6.  Tahap VI, usia antara 20-40 tahun (intimacy vs isolation)
    Pada tahap ini kekuatan dasar yang dibutuhkan ialah “kasih” karena muncul konflik antara keintiman atau keakraban vs keterasingan atau kesendirian. Agen sosial pada tahap ini ialah kekasih, suami atau isteri termasuk juga sahabat yang dapat membangun suatu bentuk persahabatan sehingga tercipta rasa cinta dan kebersamaan. Bila kebutuhan ini tidak terpenuhi, maka munculah perasaan kesepian, kesendirian dan tidak berharga.

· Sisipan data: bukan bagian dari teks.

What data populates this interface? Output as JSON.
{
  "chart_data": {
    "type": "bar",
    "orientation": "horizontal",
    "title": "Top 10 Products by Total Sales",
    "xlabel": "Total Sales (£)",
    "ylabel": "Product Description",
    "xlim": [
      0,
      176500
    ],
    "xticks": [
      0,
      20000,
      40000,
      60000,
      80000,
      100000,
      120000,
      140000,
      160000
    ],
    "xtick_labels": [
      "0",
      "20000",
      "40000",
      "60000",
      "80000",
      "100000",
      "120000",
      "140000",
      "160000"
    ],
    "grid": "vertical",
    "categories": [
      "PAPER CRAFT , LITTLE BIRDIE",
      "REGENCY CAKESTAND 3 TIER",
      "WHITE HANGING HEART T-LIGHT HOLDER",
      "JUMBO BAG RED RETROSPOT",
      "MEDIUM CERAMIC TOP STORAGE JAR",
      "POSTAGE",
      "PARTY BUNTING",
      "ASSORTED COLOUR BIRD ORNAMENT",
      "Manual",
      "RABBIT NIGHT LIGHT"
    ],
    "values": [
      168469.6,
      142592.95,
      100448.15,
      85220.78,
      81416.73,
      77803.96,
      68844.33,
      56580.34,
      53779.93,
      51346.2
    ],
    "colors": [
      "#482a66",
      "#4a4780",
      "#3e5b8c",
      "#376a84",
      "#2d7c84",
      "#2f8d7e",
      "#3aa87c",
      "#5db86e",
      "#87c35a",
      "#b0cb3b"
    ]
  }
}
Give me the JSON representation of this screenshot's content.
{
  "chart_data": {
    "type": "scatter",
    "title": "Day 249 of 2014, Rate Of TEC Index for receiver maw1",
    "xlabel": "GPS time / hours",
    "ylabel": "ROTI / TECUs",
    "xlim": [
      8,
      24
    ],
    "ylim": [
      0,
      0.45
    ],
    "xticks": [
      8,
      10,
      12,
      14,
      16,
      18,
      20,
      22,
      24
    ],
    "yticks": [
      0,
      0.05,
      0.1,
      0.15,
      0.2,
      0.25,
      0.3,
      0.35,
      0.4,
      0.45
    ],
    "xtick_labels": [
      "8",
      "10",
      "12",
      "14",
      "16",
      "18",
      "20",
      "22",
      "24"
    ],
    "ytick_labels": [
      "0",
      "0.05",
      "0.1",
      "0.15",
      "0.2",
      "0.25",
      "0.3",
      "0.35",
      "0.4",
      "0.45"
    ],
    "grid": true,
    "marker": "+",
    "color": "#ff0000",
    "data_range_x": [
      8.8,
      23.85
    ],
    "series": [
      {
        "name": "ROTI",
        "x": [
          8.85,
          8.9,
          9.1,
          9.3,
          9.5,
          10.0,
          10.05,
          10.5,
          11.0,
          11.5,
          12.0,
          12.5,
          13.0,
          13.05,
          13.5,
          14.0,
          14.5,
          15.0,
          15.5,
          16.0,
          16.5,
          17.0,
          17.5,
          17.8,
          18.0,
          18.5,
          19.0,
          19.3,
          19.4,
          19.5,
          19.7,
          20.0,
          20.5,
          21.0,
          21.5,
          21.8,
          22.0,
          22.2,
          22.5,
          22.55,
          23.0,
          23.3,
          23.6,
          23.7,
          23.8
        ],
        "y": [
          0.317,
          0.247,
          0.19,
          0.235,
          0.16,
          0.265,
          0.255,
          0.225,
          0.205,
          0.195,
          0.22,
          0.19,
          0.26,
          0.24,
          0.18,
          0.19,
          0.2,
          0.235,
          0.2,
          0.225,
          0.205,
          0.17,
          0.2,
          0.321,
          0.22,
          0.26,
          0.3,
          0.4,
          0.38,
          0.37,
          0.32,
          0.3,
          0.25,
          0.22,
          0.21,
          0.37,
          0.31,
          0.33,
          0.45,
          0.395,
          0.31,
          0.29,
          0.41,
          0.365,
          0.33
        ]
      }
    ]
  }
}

7.  Tahap VII, usia 40-65 tahun (generativity vs self absorption)
    Seseorang telah menjadi dewasa pada tahap ini sehingga diperhadapkan kepada tugas utama untuk menjadi produktif dalam bidang pekerjaannya serta tuntutan untuk berhasil mendidik keluarga serta melatih generasi penerus. Konflik utama pada tahap ini ialah generatifitas vs stagnasi, sehingga kekuatan dasar yang penting untuk ditumbuhkan ialah “kepedulian”. Kegagalan pada masa ini menyebabkan stagnasi atau keterhambatan perkembangan.
8.  Tahap VIII, usia 65 keatas (integrity vs despair)
    Pribadi yang sudah memasuki usia lanjut mulai mengalami penurunan fungsi-fungsi kesehatan. Begitu juga pengalaman masa lalu baik keberhasilan atau kegagalan menjadi perhatiannya sehingga kebutuhannya adalah untuk dihargai. Konflik utama pada tahap ini ialah Integritas Ego vs Keputusasaan dengan kekuatan utama yang perlu dibentuk ialah pemunculan “hikmat atau kebijaksanaan”. Fungsi pengalaman hidup terutama yang bersifat sosial, memberi makna tentang kehidupan.

D.            Kesimpulan
Perkembangan merupakan serangkaian perubahan yang progresif yang terjadi akibat proses kematangan dan pengalaman. Kognitif ialah proses yang terjadi secara internal di dalam pusat susunan saraf pada waktu manusia sedang berpikir. Teori yang di susun dan dikembangkan oleh Jean Piaget (1973). Ia membagi empat tahap perkembangan kognisi yaitu : sensoris, praoperasi, operasi konkret, dan operasi formal.
Sementara perkembangan psikososial merupakan perkembangan yang membahas tentang perkembangan kepribadian manusia. Teori Erik Erikson tentang perkembangan manusia ini dikenal dengan teori psiko-sosial. Menurut Erikson, perkembangan pisko-sosial terbagi ke dalam delapan fase yaitu : Trust Vs Mistrust, Autonomy Vs Shame, Doubt Initiative Vs Guilt, Indutry Vs Inferiority, Identity Vs Role Confusion, Intimacy Vs Isolation, Generativity Vs Self Absorption, Integrity Vs Despair.

























Daftar Pustaka

Suyanto, Slamet. Dasar-Dasar Pendidikan Anak Usia Dini. Jogjakarta: Hikayat.  2005.
E. Woolfolk, Anita. Mengembangkan Kepribadian dan Kecerdasan (Psikologi     Pembelajaran). Jakarta: Inisiasi Press, 2004.
Mujib, abdul dan Jusuf Mudzakir. Nuansa-Nuansa Psikologi Islam, Jakarta: PT   Raja Grafindo Persada. 2002 .
Desmita. Psikologi Perkembangan. Bandung: PT Remaja Rosdakarya. 2005.
Krismawati, Yeni. (2014). Teori Psikologi Perkembangan Erik H. Erikson dan Manfaatnya Bagi Tugas Pendidikan Kristen Dewasa Ini. Jurnal Teologi dan Pendidikan Agama Kristen Vol. 2, No. 1. 47-51, https://www.sttpb.ac.id/e-journal/index.php/kurios.
Monk, F.J., AMP Knoers dan S.R. Hadinoto. Psikologi Perkembangan, yogyakarta : Gadjah Mada University Press. 2015.